Proteins, other biochemicals, cells, tissues, and, indeed, whole living systems are often studied in deliberate ways for specific ends. Examples of such studies show a broader aspect of biomedical engineering and often involve wide collaborations. Ongoing efforts include:

* Platelets, a cell fragment needed for proper clotting of blood, have surface proteins, the integrins, which trigger reactions for the clotting process. Platelets are sometimes viewed as bag-like collections of strong biochemicals that become available for the clotting reactions after triggering by an integrin. Stress, e.g., flow through narrowed vessels or in a test device called a viscometer, can trigger the platelets. So can protein deposition on a catheter or other blood-contacting device. Studies to measure and understand these processes exemplify efforts related to cellular function and devices.

* Healing occurs as waves of cells perform their specific functions to restore mechanical integrity. A group of cells first clears the area of bacteria and debris. Other cells move in to build a matrix of proteins and fibers that will join the two sides. Still other cells provide blood circulation so there is continuing nutrition and maintenance of the biochemical environment. Drug regimens can interfere with or aid this healing process. Surgeons and patients need to know how quickly and reliably the healing process will occur. Mechanical studies of the strength of tissues like skin are special because skin stretches different amounts in different directions. Studies of skin stretching in rodents maintained on specific treatment protocols allows the stretch response to be correlated with the treatments. The goal is to demonstrate specific treatment protocols that avoid delayed recovery of mechanical strength of the sutured area.

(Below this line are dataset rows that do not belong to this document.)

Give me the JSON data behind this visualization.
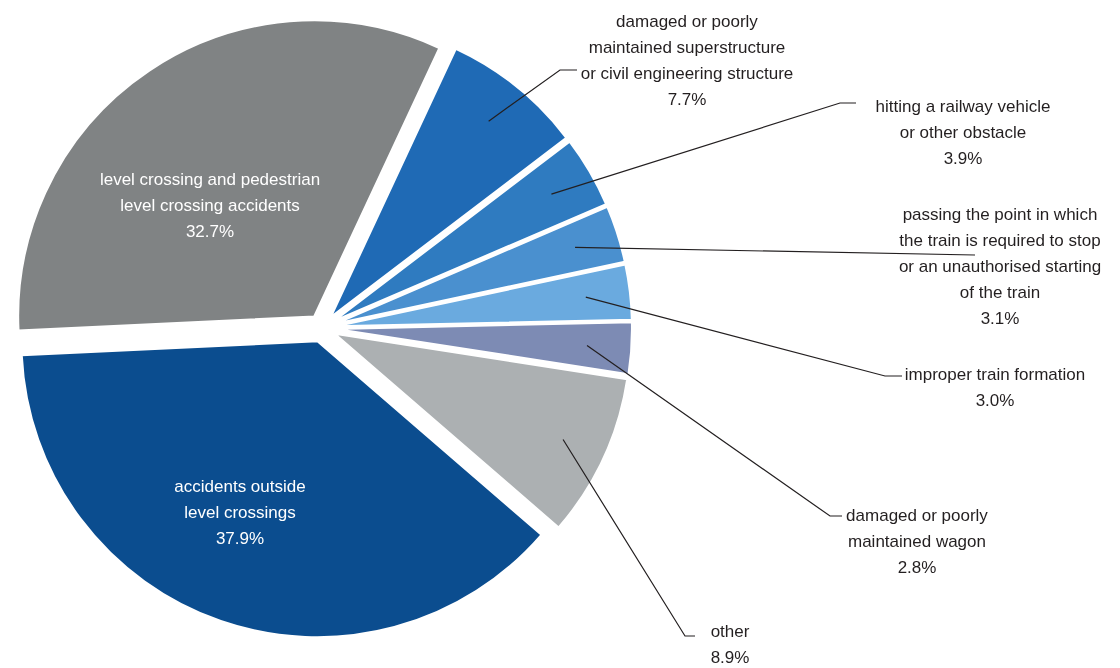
{
  "chart_data": {
    "type": "pie",
    "categories": [
      "damaged or poorly maintained superstructure or civil engineering structure",
      "hitting a railway vehicle or other obstacle",
      "passing the point in which the train is required to stop or an unauthorised starting of the train",
      "improper train formation",
      "damaged or poorly maintained wagon",
      "other",
      "accidents outside level crossings",
      "level crossing and pedestrian level crossing accidents"
    ],
    "values": [
      7.7,
      3.9,
      3.1,
      3.0,
      2.8,
      8.9,
      37.9,
      32.7
    ],
    "value_labels": [
      "7.7%",
      "3.9%",
      "3.1%",
      "3.0%",
      "2.8%",
      "8.9%",
      "37.9%",
      "32.7%"
    ],
    "colors": [
      "#1f6ab5",
      "#2f7bc0",
      "#4a90cf",
      "#6aaadf",
      "#7d8bb4",
      "#acb0b2",
      "#0b4d8f",
      "#808384"
    ]
  }
}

* Function, as people are dependent on large, global systems, e.g., the neuromuscular system, for control of gait and the pulmonary system for maintenance of body condition. The initial view is that simple numbers characterize such physiological systems, e.g., a step length or a breathing rate. A closer view shows that we automatically take steps of the needed size to maintain balance, to reach a goal without needing a half-step. For the lungs, we occasionally sigh and restore balance; we will rebalance our supply of carbon dioxide, which is produced as tissues use the oxygen brought in by the lungs, so the pH of the body remains in balance. Many mechanical aspects of these automatically self-controlling systems are of interest to physicians as a part of diagnosis and treatment and to scientists who wish to better understand the body as a controlled system. Engineering methods and instrumentation for measurement of function and for analysis of the resulting data provide robust ways to observe and determine the function of such living systems.

Faculty of the department are interested in collaborations with researchers in local industry and other organizations; we expect to work with our community to reap the benefits that lie in further developing bio- and biomedical technology. Specialized instrumentation, e.g., the nanoindenten which is one of 300 worldwide, is available for use in specific studies by arrangement with the Integrated Microscopy Center and the BME Department; these arrangements cover the cost of equipment use.